January 10, 2023
Source: Disability Scoop
People with disabilities can save more money without jeopardizing eligibility for government benefits thanks to a change in tax rules for the new year.
Starting this month, the federal gift tax exclusion increases from $16,000 to $17,000 annually, according to the Internal Revenue Service. The deposit limit for ABLE accounts — a savings vehicle for people with disabilities — is tied to that metric, so it will grow as well.
The rise is the result of inflation and follows a similar uptick in the maximum allowable ABLE account contribution last year.
Created under a 2014 federal law, ABLE accounts allow people with disabilities to save up to $100,000 without forgoing eligibility for Social Security and other government benefits. Medicaid can be retained no matter how much is in the accounts.
Funds saved in the special accounts can be used to pay for qualified disability expenses including education, health care, transportation and housing. Interest earned is tax-free.

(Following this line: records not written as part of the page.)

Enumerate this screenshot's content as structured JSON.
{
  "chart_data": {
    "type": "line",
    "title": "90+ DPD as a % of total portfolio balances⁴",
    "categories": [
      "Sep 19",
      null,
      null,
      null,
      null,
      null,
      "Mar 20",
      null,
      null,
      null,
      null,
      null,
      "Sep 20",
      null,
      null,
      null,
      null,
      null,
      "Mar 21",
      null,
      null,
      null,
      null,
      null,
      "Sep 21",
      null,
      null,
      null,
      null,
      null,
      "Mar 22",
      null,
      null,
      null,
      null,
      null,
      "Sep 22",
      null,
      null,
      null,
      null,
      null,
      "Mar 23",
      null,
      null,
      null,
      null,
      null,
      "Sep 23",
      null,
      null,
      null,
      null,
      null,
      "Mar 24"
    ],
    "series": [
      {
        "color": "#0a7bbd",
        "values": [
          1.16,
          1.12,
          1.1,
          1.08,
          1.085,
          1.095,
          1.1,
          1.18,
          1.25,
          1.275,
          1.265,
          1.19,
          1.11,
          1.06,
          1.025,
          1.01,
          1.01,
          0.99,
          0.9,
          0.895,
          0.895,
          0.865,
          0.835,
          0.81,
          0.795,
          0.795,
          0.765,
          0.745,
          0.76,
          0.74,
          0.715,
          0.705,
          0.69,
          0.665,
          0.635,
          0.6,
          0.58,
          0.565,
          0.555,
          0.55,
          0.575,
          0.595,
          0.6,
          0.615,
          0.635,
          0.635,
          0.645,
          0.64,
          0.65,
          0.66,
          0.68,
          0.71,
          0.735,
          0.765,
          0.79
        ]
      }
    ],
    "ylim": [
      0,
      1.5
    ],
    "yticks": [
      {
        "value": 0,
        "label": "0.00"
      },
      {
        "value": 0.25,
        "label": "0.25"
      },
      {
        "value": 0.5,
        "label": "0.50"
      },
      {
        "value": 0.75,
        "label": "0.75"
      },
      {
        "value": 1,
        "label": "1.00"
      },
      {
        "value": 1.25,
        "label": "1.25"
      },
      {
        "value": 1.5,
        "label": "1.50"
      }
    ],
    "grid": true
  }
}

Annual ABLE account deposits are generally capped at the value of the IRS’ gift tax exclusion. But, people with disabilities who are employed can save some of their earnings in addition to the gift tax amount of $17,000.
For this year, workers with disabilities in the 48 contiguous states will be able to save $13,590 more that the gift tax exclusion while Alaska residents can accrue an additional $16,990 in compensation and $15,630 for those in Hawaii, according to the Autism Society.
ABLE accounts are offered through programs in 47 states, many of which are open to individuals nationwide if they have a disability that onset before age 26. Starting in 2026, that age limit will rise to 46 under a recently passed law.
As of September, there were more than 131,000 ABLE accounts open with $1.133 billion in assets, according to ISS Market Intelligence.